Russia, which Algeria sees as its main ally, has caused even more confusion among Algerian leaders by joining the Morocco-Nigeria mega gas pipeline project, which is entering its second stage of study.
Nigerian Ambassador to Moscow Abdullahi Shehu announced that Russia’s U Metal Company will invest in a gas pipeline project that will connect Nigeria to Morocco across the Atlantic coast and eventually supply clean energy to Europe.
The information was confirmed by the Russian side, as it was picked up by the RIA Novosti press agency, which published an interview with the ambassador. Such news would cast doubt on the strength of the partnership between Algeria and Russia, but simply from the point of view of Algeria, which sees Moscow as an ally, while the relationship is largely underestimated by the Russian side, which sees it as a commercial link first and foremost.
Russia’s investment in this gas pipeline will be a double punishment for the Algerian regime, whose circle of influence is narrowing again with the loss of the main significant “ally”, but also new evidence of the unsuccessful foreign policy of Algeria, the international isolation of the country after its offensive and hateful policy towards Morocco, diplomatic relations with which were unilaterally severed in August last year.
At the same time, without forgetting that at the same time Algeria is implementing a competing gas pipeline project. A long-forgotten plan, recently revived in connection with progress in the Morocco-Nigeria gas pipeline.

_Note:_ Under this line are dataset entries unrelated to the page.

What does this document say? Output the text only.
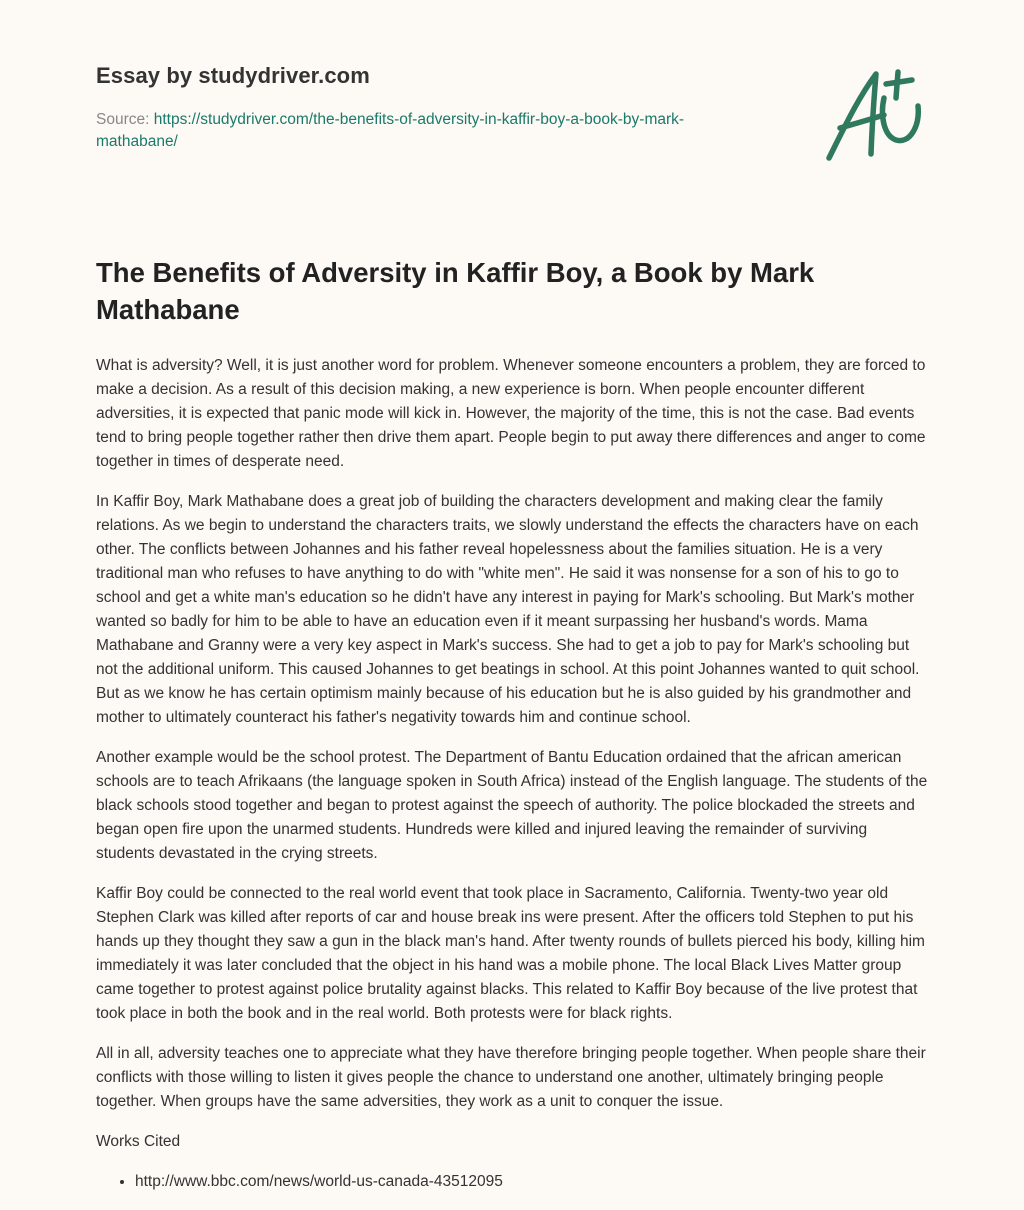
Essay by studydriver.com
Source: https://studydriver.com/the-benefits-of-adversity-in-kaffir-boy-a-book-by-mark-mathabane/
The Benefits of Adversity in Kaffir Boy, a Book by Mark Mathabane

What is adversity? Well, it is just another word for problem. Whenever someone encounters a problem, they are forced to make a decision. As a result of this decision making, a new experience is born. When people encounter different adversities, it is expected that panic mode will kick in. However, the majority of the time, this is not the case. Bad events tend to bring people together rather then drive them apart. People begin to put away there differences and anger to come together in times of desperate need.

In Kaffir Boy, Mark Mathabane does a great job of building the characters development and making clear the family relations. As we begin to understand the characters traits, we slowly understand the effects the characters have on each other. The conflicts between Johannes and his father reveal hopelessness about the families situation. He is a very traditional man who refuses to have anything to do with "white men". He said it was nonsense for a son of his to go to school and get a white man's education so he didn't have any interest in paying for Mark's schooling. But Mark's mother wanted so badly for him to be able to have an education even if it meant surpassing her husband's words. Mama Mathabane and Granny were a very key aspect in Mark's success. She had to get a job to pay for Mark's schooling but not the additional uniform. This caused Johannes to get beatings in school. At this point Johannes wanted to quit school. But as we know he has certain optimism mainly because of his education but he is also guided by his grandmother and mother to ultimately counteract his father's negativity towards him and continue school.

Another example would be the school protest. The Department of Bantu Education ordained that the african american schools are to teach Afrikaans (the language spoken in South Africa) instead of the English language. The students of the black schools stood together and began to protest against the speech of authority. The police blockaded the streets and began open fire upon the unarmed students. Hundreds were killed and injured leaving the remainder of surviving students devastated in the crying streets.

Kaffir Boy could be connected to the real world event that took place in Sacramento, California. Twenty-two year old Stephen Clark was killed after reports of car and house break ins were present. After the officers told Stephen to put his hands up they thought they saw a gun in the black man's hand. After twenty rounds of bullets pierced his body, killing him immediately it was later concluded that the object in his hand was a mobile phone. The local Black Lives Matter group came together to protest against police brutality against blacks. This related to Kaffir Boy because of the live protest that took place in both the book and in the real world. Both protests were for black rights.

All in all, adversity teaches one to appreciate what they have therefore bringing people together. When people share their conflicts with those willing to listen it gives people the chance to understand one another, ultimately bringing people together. When groups have the same adversities, they work as a unit to conquer the issue.

Works Cited

• http://www.bbc.com/news/world-us-canada-43512095
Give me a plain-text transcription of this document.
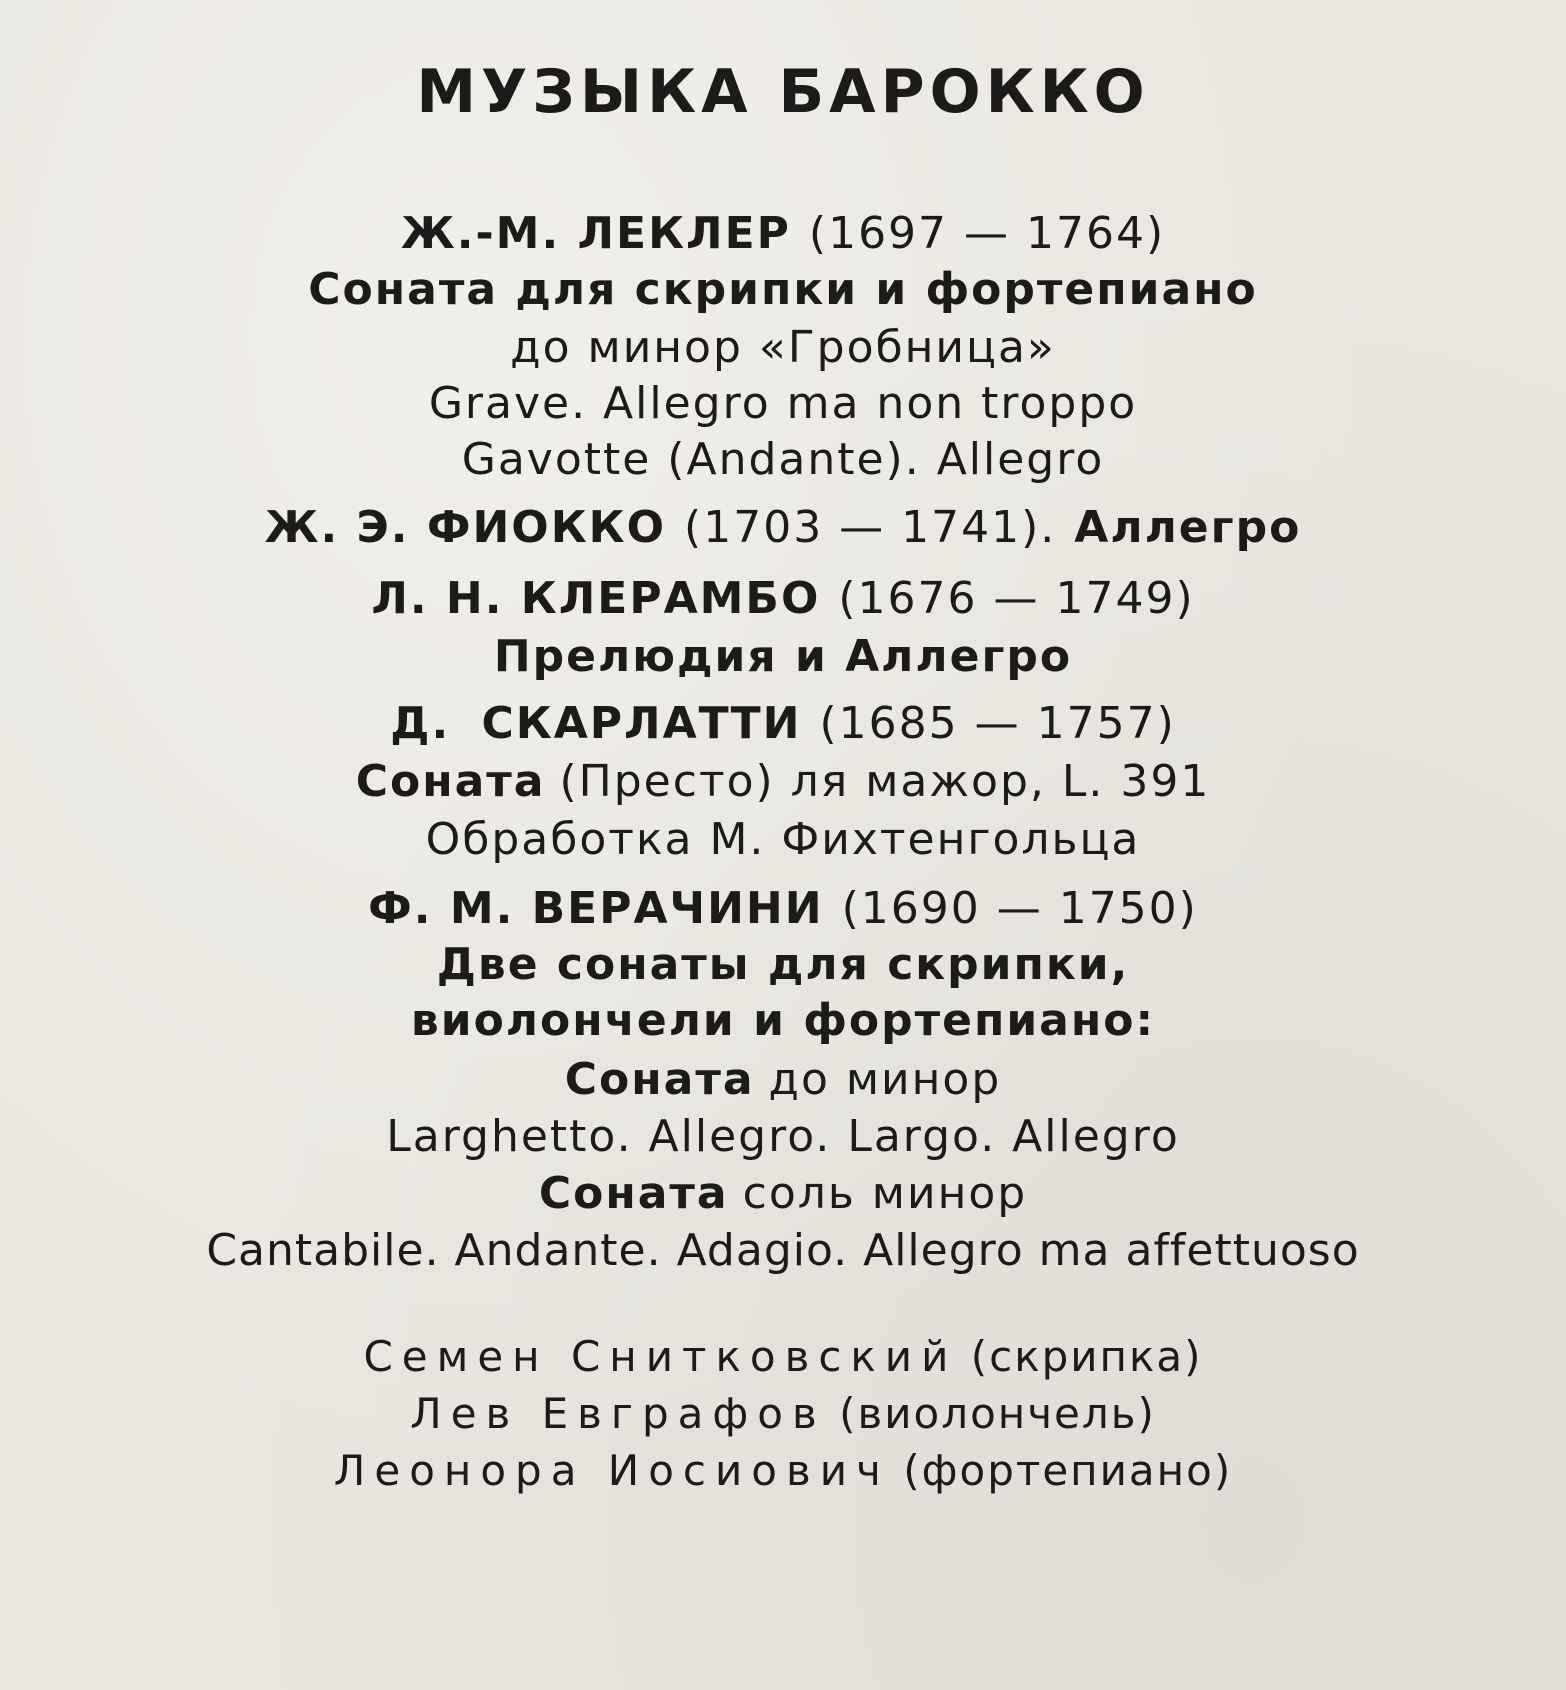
МУЗЫКА БАРОККО
Ж.-М. ЛЕКЛЕР (1697 — 1764)
Соната для скрипки и фортепиано
до минор «Гробница»
Grave. Allegro ma non troppo
Gavotte (Andante). Allegro
Ж. Э. ФИОККО (1703 — 1741). Аллегро
Л. Н. КЛЕРАМБО (1676 — 1749)
Прелюдия и Аллегро
Д. СКАРЛАТТИ (1685 — 1757)
Соната (Престо) ля мажор, L. 391
Обработка М. Фихтенгольца
Ф. М. ВЕРАЧИНИ (1690 — 1750)
Две сонаты для скрипки,
виолончели и фортепиано:
Соната до минор
Larghetto. Allegro. Largo. Allegro
Соната соль минор
Cantabile. Andante. Adagio. Allegro ma affettuoso
Семен Снитковский (скрипка)
Лев Евграфов (виолончель)
Леонора Иосиович (фортепиано)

Nigerian officials have said in recent months that Russia is among the countries most interested in this mega-pipeline project. Thus, these claims have been confirmed, and it is quite possible that other Russian and foreign players will join the adventure by providing funding.
“This is another slap in the face that Russia, which it considers its main strategic ally, has just dealt to the Algerian regime,” the Spanish website La Razon responded in a comment.
News of the Russian investment came shortly after Algeria suffered a diplomatic setback when its bid to host the African Medicines Agency was rejected “overwhelmingly” in favor of Rwanda, which received 82% of the vote to 8% of the vote. continuation of the same source.
And it is the Nigerian government that insists on joining Russia, which itself is very interested, given its experience in building gas pipelines. In addition, the President of Nigeria wishes to move the construction site of this project as far as possible before the end of his mandate.
Thus, Muhammad Bukhari would like the work to start in early 2023, and this seems quite possible, since the gas pipeline will be able to rely on an already existing coastal section.
“We need a long-term partnership, not inconsistencies and contradictions in UK and EU green energy policies. For a change, the UK and the EU countries should invest in our gas pipeline project to bring Nigerian gas through Morocco to Europe,” Buhari, who launched this mega-strategic project in 2017, which will pass through several African countries, together with King Mohammed VI in 2017, said recently. , supply them with gas and other European countries.
The project continues its development and in early July entered the second phase of development, which was entrusted to the German engineering and consulting company ILF Consulting Engineers.
Project Management Services (PMS) to be performed by ILF include onshore and offshore pipeline and compressor station design, engineering studies, environmental and social impact assessment (ESIA), land surveys and project implementation. framework.
In addition, the project should explore the possibility of using renewable energy sources to operate the pipeline and reduce the carbon footprint of the project, which will be an important complement to the clean energy project.